RSEI Microdata files broken down by state are available in s3://epa-rsei-pds/v234/microdata/<two-character state identifier>
and are named vxxx_micro_state_ss_yyyy.csv.gz
, where xxx
refers to the data version number, ss
refers to the state, and yyyy
refers to the year.
For example, the file for Utah’s 2002 RSEI data is at s3://epa-rsei-pds/v234/microdata/ut/v234_micro_state_ut_2002.csv.gz
.
A list of state identifiers is at s3://epa-rsei-pds/v234/data_tables/states.csv
.
Each row of a Microdata file refers to a single 810m grid cell, and contains scores, concentrations, and toxicity-weighted concentrations for each chemical release. Note that if two releases for the same chemical (either from different facilities or one from a stack release and one from a fugitive release from the same facility) affect the same grid cell, there will be separate rows for each grid cell/release combination.

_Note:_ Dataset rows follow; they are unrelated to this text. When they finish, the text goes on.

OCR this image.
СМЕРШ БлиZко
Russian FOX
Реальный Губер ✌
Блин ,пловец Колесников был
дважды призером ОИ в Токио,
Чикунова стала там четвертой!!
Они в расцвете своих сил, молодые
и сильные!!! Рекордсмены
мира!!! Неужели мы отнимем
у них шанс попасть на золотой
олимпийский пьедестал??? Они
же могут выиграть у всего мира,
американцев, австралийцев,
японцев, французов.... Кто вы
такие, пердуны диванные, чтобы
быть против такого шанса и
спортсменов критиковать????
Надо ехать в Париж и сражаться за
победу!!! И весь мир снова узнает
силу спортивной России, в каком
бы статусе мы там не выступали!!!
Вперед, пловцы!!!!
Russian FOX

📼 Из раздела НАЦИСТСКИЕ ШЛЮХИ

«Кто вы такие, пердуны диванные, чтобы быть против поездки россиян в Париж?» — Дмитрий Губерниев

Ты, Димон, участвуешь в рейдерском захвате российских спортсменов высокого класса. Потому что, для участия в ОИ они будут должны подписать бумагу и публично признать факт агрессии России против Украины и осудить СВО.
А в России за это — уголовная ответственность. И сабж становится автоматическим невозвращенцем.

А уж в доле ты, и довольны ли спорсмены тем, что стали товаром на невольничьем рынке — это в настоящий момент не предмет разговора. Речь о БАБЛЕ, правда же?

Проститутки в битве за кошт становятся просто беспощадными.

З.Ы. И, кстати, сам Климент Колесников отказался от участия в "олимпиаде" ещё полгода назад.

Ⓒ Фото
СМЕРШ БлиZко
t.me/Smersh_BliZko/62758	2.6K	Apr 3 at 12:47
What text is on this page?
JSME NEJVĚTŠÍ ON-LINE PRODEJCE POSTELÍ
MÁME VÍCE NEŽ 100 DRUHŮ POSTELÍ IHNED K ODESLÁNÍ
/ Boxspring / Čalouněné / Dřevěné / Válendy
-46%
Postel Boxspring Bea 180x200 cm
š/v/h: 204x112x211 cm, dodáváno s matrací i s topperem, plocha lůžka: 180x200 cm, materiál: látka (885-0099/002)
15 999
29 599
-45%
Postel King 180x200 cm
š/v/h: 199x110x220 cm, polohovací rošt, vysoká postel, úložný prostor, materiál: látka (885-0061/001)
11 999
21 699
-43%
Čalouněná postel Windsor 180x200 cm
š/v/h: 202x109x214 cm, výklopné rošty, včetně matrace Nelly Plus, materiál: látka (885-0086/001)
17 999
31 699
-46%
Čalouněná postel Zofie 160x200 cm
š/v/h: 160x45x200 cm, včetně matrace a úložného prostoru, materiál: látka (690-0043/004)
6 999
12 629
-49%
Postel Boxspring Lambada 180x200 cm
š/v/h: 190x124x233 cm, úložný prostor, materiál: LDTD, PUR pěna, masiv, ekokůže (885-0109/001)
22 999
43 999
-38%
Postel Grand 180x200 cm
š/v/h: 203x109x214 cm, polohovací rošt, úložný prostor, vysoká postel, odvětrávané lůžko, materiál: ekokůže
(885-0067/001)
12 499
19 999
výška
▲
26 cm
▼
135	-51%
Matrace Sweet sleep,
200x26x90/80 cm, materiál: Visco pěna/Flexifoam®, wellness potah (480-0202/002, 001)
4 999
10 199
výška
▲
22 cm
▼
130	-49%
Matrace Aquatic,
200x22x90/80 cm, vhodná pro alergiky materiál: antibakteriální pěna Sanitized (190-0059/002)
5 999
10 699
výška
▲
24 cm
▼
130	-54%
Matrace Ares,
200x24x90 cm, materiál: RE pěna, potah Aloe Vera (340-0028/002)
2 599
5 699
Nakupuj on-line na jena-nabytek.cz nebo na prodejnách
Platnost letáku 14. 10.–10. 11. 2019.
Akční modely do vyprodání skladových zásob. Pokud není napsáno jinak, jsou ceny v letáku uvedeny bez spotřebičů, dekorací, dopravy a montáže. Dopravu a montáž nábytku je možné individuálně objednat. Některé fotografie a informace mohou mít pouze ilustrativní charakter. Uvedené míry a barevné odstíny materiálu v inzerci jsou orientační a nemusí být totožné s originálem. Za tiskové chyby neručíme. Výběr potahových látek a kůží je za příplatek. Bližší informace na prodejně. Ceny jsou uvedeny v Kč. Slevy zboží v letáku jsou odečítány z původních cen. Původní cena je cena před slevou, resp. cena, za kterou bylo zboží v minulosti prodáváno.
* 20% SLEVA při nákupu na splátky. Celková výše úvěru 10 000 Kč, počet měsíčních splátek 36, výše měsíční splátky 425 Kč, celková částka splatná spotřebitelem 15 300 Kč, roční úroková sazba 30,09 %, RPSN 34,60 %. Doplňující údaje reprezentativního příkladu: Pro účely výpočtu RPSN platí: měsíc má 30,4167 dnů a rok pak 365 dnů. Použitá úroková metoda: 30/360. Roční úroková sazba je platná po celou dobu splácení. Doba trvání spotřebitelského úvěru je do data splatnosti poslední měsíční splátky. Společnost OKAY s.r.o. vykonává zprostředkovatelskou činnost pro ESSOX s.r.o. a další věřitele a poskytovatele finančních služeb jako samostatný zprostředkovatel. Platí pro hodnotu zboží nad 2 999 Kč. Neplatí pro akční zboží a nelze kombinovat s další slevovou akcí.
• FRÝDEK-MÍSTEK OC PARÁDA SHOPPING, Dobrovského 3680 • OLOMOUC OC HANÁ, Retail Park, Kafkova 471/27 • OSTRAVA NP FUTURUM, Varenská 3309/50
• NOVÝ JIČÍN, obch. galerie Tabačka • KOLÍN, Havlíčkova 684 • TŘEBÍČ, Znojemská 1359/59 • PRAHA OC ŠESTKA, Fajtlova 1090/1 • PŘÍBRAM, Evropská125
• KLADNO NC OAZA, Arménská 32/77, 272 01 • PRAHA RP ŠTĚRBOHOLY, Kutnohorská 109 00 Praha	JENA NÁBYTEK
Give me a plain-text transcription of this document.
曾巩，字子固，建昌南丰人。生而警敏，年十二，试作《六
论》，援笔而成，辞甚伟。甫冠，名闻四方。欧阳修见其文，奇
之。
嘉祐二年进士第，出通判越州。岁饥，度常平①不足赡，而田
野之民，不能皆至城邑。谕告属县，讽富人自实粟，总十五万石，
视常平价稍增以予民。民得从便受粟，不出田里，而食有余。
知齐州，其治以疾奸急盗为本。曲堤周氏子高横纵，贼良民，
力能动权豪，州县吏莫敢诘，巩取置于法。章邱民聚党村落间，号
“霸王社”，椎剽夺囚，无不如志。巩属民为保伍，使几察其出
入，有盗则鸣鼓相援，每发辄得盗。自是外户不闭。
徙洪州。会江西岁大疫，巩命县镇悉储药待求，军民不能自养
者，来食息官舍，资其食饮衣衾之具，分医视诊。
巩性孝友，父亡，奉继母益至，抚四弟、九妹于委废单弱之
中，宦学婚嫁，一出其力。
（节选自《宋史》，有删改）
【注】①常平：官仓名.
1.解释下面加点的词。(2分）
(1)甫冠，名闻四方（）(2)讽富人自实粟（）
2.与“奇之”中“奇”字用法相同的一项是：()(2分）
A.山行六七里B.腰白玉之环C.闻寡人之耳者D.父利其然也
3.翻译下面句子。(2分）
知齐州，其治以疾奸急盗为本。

Each Microdata CSV contains 13 columns, described in the table below.
Column Number | Name | Description. |
---|---|---|
1 | GridCode |
Identifies grid.
|
2 | X | X-coordinate of grid. |
3 | Y | Y-coordinate of grid. |
4 | ReleaseNumber | Internal unique identifier for release. Identifiers are described in the "Release" lookup table (46 MB CSV compressed using gzip). |
5 | ChemicalNumber | Internal unique identifier of released chemical. Identifiers are described in the "Chemical" lookup table (208 KB CSV). |
6 | FacilityNumber |
Internal unique identifier of releasing facility.
|
7 | Media | Code describing media into which chemical is released. Codes are described in the "Media" lookup table (2 KB CSV). |
8 | Conc | Concentration of chemical for release/media at grid cell. |
9 | ToxConc | Concentration multiplied by inhalation toxicity weight. |
10 | Score | Risk-related score (surrogate dose × toxicity weight × population). |
11 | ScoreCancer | Risk-related score (surrogate dose × toxicity weight × populationonly toxicity values for cancer effects. |
12 | ScoreNonCancer | Risk-related score (surrogate dose × toxicity weight × populationonly toxicity values for noncancer effects. |
13 | Pop | Number of people in grid cell (may be interpolated). |
The Microdata uses internal identifiers that link to subject lookup tables that contain names and parameters used for chemicals, facilities, etc. Some of those tables are linked to in the table above, and all lookup tables can be found at s3://epa-rsei-pds/V234/data_tables
. Field names and descriptions can be found in the RSEI data dictionary.